Ya se sabe que uno de los negocios más prósperos de la actualidad es la importación/exportación de pelo. Containers rebosantes de pelos crudos –principalmente hindúes, pero también chinos (ambos, parece, de altísima calidad)- cruzan los océanos para una industria de la cual tal vez ni Donald ni Hillary se hayan enterado del todo, preocupados como están por la segunda enmienda, por el aborto, por los migrantes y los muros más o menos perforados, entre otros temas, todos ellos, seguramente, vitalmente estratégicos para la principal nación del mundo.

Podría suponerse que las miradas de los millones de espectadores de las coberturas mediáticas globales de los debates abandonaron, quizá, su clásico eje -profusamente estudiado por los semiólogos- y se convirtieron, ellas mismas, en un rulo de ida y vuelta por esos pelos de unos candidatos de los cuales próximamente, uno de ellos, representará al poder global. Los pelos fueron, así, el gran interpretante de estos debates.

En el caso de Trump, su peinado matizado revela la cabeza de una historia oscura que no se puede tapar del todo, porque no alcanza. Apenas unos finísimos cabellos cuasi rubios acuden a las artes de la peluquería para intentar un simulacro del patetismo del poder salvaje de las corporaciones. En el caso de Hillary, su peinado endurecido, inconmovible, no deja escapar ninguna rebelión de algún cabello que quisiera, ahí, sacudirse por un rato del poder.

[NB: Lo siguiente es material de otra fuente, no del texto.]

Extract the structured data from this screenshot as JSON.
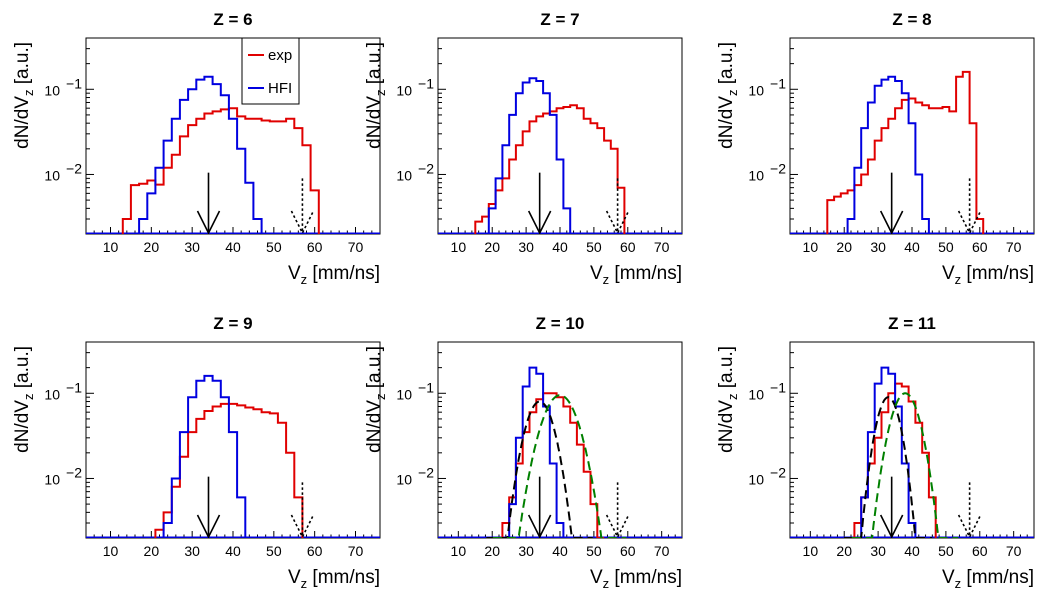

Más cerca de la imaginería bienpensante de Betty Crocker que de los habituales pelos volados de una Ángela Merkel, por ejemplo, el peinado de Hillary se coloca en una buscada afinidad con las prolijas señoras del mito del american way of life, que desde por lo menos la década del 50 viene traccionando al sueño americano.

En ambos, el viejo spray, el fijador, fue protagonista: pelos duros, inconmovibles, fijados a una estética kitsch que se moduló de manera diferenciada en cada caso, pero, en ambos, develando un fijismo innegociable de las posturas del gran país del norte. El peluquín natural de Trump enmarcó una gestualidad historietística que Alec Baldwin aprovechó con maestría en su interpretación de Saturday Night Live luego del segundo debate.

Kate McKinnon también supo captar el espesor significante de esa prolija media sonrisa en carmesí de Hillary -pocas veces atrapada por la carcajada-, la cual hizo con su peinado un sintagma que no podía ocultar su profundo malestar en una contienda indecible. Es que lo de Trump es lo que conviene a una mediatización mundial cuya espectacularización discurrió entre la televisión y twitter, ambos develando, con una instantaneidad inusitada, el simulacro de los rituales de la representación.

La cobertura del ceremonial de los debates presidenciales del imperio se jugó entre la burla y la ridiculización del cinismo blando y kitsch del conservador, y del conservadurismo rígido de la demócrata. La paradoja democrática circuló como parodia por los medios y las redes, en un loop sinestésico con los espectadores globales.

Las frases delirantes de Trump y la corrección planificada de Hillary, con sus peinados y su spray, fueron tema de los innumerables memes de la BBC, del Washington Post, del New York Times, entre otros. El salto a la fama y la viralización de Ken Bone como nuestro representante del pueblo en el segundo debate, con su bigote y su pullover colorado, entró en sintonía con el personaje de Putin haciendo cola para votar en un capítulo de Los Simpson.

Así de amenizada se jugó esta campaña. Pero lo cierto es que para las nasty-women y los bad-hombres del planeta no parece ser, lo que se viene, muy divertido. Seguramente se nos seguirán volando los pelos.